Dodd fesses up. per CNN.

I believe he was also the leading recipient of AIG contributions.

I am not a fan of AIG, but those like Dodd, and Frank who act so enraged at companies -- that they were in bed with, is at best hypocritical, and at worst is criminal.

cutthemdown
03-19-2009, 12:26 PM
Well Obama is going too far. The dollar is plunging and if it keeps going we will get inflation, carter style, and it will be a long 4 yrs with no recovery for Obama, and then a ticket back to Chicago.

http://www.reuters.com/article/usDollarRpt/idUSN1948188420090319

Bob
03-19-2009, 07:54 PM
Well Obama is going too far. The dollar is plunging and if it keeps going we will get inflation, carter style, and it will be a long 4 yrs with no recovery for Obama, and then a ticket back to Chicago.
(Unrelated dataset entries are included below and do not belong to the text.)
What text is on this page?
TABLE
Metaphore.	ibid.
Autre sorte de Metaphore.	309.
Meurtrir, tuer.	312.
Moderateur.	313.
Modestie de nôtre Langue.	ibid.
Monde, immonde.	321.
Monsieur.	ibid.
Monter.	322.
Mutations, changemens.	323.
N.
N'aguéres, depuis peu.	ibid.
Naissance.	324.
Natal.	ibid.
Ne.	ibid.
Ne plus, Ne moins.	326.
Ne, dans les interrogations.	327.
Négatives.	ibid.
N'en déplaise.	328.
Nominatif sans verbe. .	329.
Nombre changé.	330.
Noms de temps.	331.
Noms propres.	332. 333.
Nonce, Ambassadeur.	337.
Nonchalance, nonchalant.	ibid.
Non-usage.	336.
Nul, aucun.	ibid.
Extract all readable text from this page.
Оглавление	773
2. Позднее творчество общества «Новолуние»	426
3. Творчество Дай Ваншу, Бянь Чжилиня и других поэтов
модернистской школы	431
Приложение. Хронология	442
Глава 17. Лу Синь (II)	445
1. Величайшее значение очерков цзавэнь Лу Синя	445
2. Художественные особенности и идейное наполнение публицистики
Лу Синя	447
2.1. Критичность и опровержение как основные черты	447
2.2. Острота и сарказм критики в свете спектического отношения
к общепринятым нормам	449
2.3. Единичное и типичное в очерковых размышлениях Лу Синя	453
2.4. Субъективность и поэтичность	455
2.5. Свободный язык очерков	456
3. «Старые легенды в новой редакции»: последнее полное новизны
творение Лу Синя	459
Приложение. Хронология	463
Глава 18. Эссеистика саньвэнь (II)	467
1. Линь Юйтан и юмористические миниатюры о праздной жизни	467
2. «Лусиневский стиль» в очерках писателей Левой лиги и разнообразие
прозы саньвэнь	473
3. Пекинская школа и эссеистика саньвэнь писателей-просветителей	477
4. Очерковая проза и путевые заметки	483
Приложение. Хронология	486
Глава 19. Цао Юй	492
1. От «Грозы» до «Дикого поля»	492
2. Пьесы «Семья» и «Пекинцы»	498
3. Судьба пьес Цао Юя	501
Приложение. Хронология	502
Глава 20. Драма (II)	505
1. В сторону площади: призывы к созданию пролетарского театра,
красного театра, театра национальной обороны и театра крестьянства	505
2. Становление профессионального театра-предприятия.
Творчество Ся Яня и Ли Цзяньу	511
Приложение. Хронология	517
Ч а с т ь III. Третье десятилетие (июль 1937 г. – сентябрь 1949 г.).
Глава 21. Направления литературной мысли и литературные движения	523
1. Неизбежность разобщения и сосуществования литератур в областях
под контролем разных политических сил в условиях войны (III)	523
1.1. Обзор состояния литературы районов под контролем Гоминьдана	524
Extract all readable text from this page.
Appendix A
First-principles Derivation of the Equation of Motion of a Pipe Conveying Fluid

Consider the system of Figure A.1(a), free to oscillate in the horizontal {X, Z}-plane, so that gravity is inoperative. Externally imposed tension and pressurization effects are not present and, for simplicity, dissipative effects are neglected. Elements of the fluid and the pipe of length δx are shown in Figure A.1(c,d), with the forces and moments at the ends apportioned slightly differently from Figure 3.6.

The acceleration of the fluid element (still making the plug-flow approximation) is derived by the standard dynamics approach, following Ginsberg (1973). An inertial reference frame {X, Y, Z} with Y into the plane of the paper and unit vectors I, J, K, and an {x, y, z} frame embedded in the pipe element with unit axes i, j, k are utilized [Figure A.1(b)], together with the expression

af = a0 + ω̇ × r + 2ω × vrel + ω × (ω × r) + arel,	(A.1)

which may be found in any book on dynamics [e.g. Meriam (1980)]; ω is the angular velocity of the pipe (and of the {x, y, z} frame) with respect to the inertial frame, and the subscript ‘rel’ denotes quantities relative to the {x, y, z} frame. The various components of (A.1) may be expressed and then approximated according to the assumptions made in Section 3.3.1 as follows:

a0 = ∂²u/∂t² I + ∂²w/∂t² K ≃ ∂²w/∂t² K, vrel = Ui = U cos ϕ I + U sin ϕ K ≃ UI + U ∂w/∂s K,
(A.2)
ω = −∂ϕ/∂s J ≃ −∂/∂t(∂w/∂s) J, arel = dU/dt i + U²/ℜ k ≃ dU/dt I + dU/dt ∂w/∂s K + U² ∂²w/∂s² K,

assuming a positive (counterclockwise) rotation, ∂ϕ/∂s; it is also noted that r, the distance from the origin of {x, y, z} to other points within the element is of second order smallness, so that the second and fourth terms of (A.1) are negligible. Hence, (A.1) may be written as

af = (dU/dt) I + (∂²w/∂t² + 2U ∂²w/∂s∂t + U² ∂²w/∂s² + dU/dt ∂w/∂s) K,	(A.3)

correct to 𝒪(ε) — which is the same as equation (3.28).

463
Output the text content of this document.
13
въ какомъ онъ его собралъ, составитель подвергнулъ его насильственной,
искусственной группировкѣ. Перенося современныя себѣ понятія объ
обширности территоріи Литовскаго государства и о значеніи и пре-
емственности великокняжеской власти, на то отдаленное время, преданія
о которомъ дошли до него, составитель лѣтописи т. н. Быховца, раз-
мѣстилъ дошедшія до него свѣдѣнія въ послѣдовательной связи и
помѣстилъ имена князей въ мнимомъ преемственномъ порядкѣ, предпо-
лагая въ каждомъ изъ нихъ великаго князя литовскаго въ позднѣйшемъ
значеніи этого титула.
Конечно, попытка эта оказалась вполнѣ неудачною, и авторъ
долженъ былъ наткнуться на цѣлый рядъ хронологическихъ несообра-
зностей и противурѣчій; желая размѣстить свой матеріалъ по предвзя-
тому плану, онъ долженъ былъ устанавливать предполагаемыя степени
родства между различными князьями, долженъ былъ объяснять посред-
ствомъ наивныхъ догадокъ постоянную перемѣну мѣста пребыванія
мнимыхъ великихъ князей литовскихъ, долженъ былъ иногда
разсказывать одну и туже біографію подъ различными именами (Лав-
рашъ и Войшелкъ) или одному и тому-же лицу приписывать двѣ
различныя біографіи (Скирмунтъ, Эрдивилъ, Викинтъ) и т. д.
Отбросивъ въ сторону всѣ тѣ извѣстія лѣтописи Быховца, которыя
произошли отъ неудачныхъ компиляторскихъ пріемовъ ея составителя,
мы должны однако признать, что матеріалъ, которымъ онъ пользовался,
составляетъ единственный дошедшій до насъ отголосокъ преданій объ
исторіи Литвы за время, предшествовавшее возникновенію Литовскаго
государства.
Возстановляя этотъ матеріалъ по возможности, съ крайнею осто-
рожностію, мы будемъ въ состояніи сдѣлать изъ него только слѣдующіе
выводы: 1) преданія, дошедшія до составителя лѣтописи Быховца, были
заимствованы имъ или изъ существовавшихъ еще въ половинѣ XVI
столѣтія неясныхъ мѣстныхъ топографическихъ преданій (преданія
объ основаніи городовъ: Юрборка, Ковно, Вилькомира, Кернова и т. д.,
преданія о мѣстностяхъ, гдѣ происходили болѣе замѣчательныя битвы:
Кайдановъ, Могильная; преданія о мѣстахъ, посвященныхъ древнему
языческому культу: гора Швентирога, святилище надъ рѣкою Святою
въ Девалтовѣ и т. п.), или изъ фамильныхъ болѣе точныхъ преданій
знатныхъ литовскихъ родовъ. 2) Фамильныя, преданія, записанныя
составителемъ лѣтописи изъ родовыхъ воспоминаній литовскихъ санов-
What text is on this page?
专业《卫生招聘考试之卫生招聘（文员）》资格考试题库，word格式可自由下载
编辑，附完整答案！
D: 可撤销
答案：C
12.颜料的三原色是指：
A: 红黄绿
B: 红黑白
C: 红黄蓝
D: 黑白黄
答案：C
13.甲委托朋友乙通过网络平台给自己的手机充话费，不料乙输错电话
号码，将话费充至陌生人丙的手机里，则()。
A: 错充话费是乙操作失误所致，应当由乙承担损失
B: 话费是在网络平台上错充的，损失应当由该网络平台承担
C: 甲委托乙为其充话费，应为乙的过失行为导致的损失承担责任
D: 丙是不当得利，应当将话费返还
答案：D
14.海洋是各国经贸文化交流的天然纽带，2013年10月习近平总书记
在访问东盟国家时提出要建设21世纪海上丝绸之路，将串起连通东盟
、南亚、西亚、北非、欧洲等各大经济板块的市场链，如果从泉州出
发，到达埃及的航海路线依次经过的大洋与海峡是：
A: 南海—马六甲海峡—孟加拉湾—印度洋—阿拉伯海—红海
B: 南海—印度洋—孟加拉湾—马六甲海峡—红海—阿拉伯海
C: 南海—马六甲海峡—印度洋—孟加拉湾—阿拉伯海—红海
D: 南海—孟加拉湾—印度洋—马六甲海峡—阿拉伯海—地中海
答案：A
http://www.reuters.com/article/usDollarRpt/idUSN1948188420090319

Question is how much inflation? I am VERY close to pulling all or 1/2 of my money out of the stock market -- damn the tax penalities. I feel horrible, for not finding any reason to believe that the dollar will not crash, but with each passing day, and each decision, they are intentionally attempting to create inflation,believing that they can time this just right. The economy is too big, to turn on a dime, and would be surprised if anyone can time it. The masses will loss everything, and not realize it, until a few days after the fact. The only way out is take the depression now, without attempting to bypass the natural consquences of years of moronic and unethical over-spending.

Seamus
03-19-2009, 10:23 PM
Hey it only gets better!

What has your federal/state/local government done since they see revenue loss from less spending? All of a sudden less money coming in, we need to raise taxes! Yep you little people who we are trying to keep in a house (so you can pay property taxes) need to belly up and start paying for this bad debt.

California Gubonator can't wait for Obama's next move into health care. Just think of how he can trim the budget by kicking all the state employee's coverage to the government. This will trickle down to the counties and local cities where most of these guys are getting pretty darn good coverage.

watermock
03-19-2009, 10:53 PM
Cali's pension plans are just astronomical for govt workers like firemen and teachers.